TRIBUTÁRIO E ADMINISTRATIVO. RECURSO ESPECIAL. CÓDIGO DE PROCESSO CIVIL DE 1973. APLICABILIDADE. OFENSA AO ART. 535 DO CPC/73.
INOCORRÊNCIA. TAXA PARA EMISSÃO, RENOVAÇÃO, TRANSFERÊNCIA E EXPEDIÇÃO DE SEGUNDA VIA DE CERTIFICADO DE REGISTRO DE ARMA DE FOGO PARTICULAR. ISENÇÃO. ARTS. 6º E 11, § 2º, DA LEI N. 10.826/03 (ESTATUTO DO DESARMAMENTO). EXTENSÃO AOS POLICIAIS RODOVIÁRIOS FEDERAIS APOSENTADOS. IMPOSSIBILIDADE. BENEFÍCIO VINCULADO AO EFETIVO EXERCÍCIO DO CARGO. AUSÊNCIA DE PREVISÃO LEGAL ESPECÍFICA.
NORMA ISENTIVA. INTERPRETAÇÃO EXTENSIVA. INVIABILIDADE.
I - Consoante o decidido pelo Plenário desta Corte na sessão realizada em 09.03.2016, o regime recursal será determinado pela data da publicação do provimento jurisdicional impugnado. Aplica-se o Código de Processo Civil de 1973.
II - A Corte de origem apreciou todas as questões relevantes apresentadas com fundamentos suficientes, mediante apreciação da disciplina normativa e cotejo ao posicionamento jurisprudencial aplicável à hipótese. Inexistência de omissão, contradição ou obscuridade.
III - A aposentadoria constitui forma de vacância do cargo público, a qual, ao promover a extinção da relação estatutária, altera a espécie do vínculo mantido pelo servidor com a Administração Pública. Regularmente concedida, a aposentação despoja o servidor dos deveres e das obrigações inerentes ao exercício assíduo e concreto das atividades intrínsecas ao cargo.
IV - Se, por um lado, ao passar à inatividade o servidor é eximido de ônus funcionais, por outro é razoável que deixe de usufruir, via de regra, de direitos e instrumentos colocados à sua disposição para o desempenho efetivo do cargo, discrímen esse justificado por aspectos factuais e axiológicos diferenciados.
V - Embora o agente de segurança pública preserve em certa medida o vínculo institucional com a corporação, esse liame é, a partir da aposentadoria, de cunho preponderantemente previdenciário.

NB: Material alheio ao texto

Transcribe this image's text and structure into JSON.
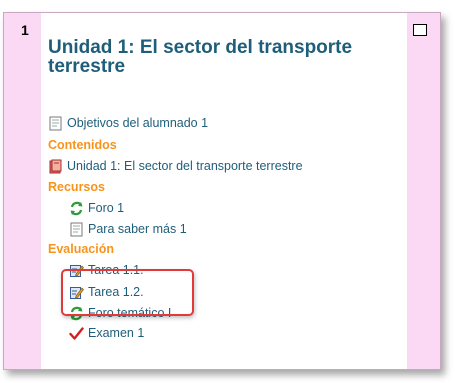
{
  "section": {
    "number": "1",
    "title": "Unidad 1: El sector del transporte terrestre"
  },
  "items": {
    "objetivos": {
      "label": "Objetivos del alumnado 1",
      "icon": "document-icon"
    },
    "contenidos_heading": "Contenidos",
    "unidad": {
      "label": "Unidad 1: El sector del transporte terrestre",
      "icon": "book-icon"
    },
    "recursos_heading": "Recursos",
    "foro1": {
      "label": "Foro 1",
      "icon": "forum-icon"
    },
    "saber": {
      "label": "Para saber más 1",
      "icon": "document-icon"
    },
    "evaluacion_heading": "Evaluación",
    "tarea11": {
      "label": "Tarea 1.1.",
      "icon": "assignment-icon"
    },
    "tarea12": {
      "label": "Tarea 1.2.",
      "icon": "assignment-icon"
    },
    "foro_tematico": {
      "label": "Foro temático I",
      "icon": "forum-icon"
    },
    "examen": {
      "label": "Examen 1",
      "icon": "quiz-check-icon"
    }
  },
  "colors": {
    "link": "#1f5e7a",
    "heading": "#f7941d",
    "section_bg": "#fbd9f4",
    "highlight": "#e23a3a"
  }
}
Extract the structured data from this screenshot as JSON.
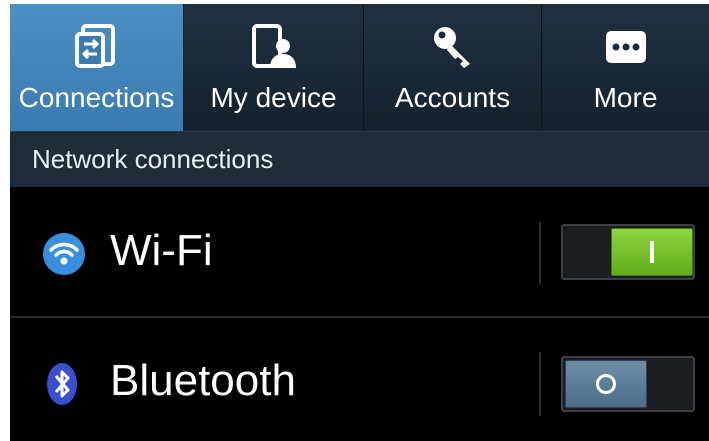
{
  "tabs": [
    {
      "label": "Connections",
      "icon": "connections-icon",
      "active": true
    },
    {
      "label": "My device",
      "icon": "my-device-icon",
      "active": false
    },
    {
      "label": "Accounts",
      "icon": "accounts-icon",
      "active": false
    },
    {
      "label": "More",
      "icon": "more-icon",
      "active": false
    }
  ],
  "section": {
    "title": "Network connections"
  },
  "settings": [
    {
      "label": "Wi-Fi",
      "icon": "wifi-icon",
      "state": "on"
    },
    {
      "label": "Bluetooth",
      "icon": "bluetooth-icon",
      "state": "off"
    }
  ],
  "colors": {
    "active_tab": "#3a7bb0",
    "toggle_on": "#6fbf22",
    "toggle_off": "#4b6c88",
    "background": "#000000"
  }
}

VI - A norma isentiva do art. 11, § 2º, da Lei n. 10.826/03, destina-se aos servidores ativos, é dizer, aqueles cuja utilização da arma de fogo, institucional e/ou particular, é indeclinável em virtude do risco a que estão expostos por força do exercício diuturno e efetivo das atribuições do cargo.
VII - A pretensão de reconhecimento da isenção refere-se aos trâmites de controle e fiscalização envolvendo armas particulares de policiais inativos, em nada afetando o direito desse segmento de portar arma de fogo, uma vez cumpridos os requisitos legais.
VIII - A transposição do agente de segurança pública para a inatividade não suprime o seu direito de defesa pessoal mediante emprego de arma de fogo, não mitigando essa assertiva a necessidade de pagamento de módica taxa apenas a cada cinco anos, no caso de renovação de registro, a teor do disposto no art. 16, § 2º, do Decreto n. 5.123/04.
IX - Ausente previsão legal expressa autorizadora da extensão do benefício fiscal aos policiais rodoviários federais aposentados, a exegese que se coaduna com a outorga do benefício fiscal do art. 11, § 2º, da Lei n. 10.826/03, é aquela segundo a qual a norma isentiva deve alcançar apenas a esfera jurídica dos policiais no exercício efetivo do cargo.
X - Recurso especial provido.
(REsp 1530017/PR, Rel. Ministra REGINA HELENA COSTA, PRIMEIRA TURMA, julgado em 21/09/2017, DJe 29/09/2017)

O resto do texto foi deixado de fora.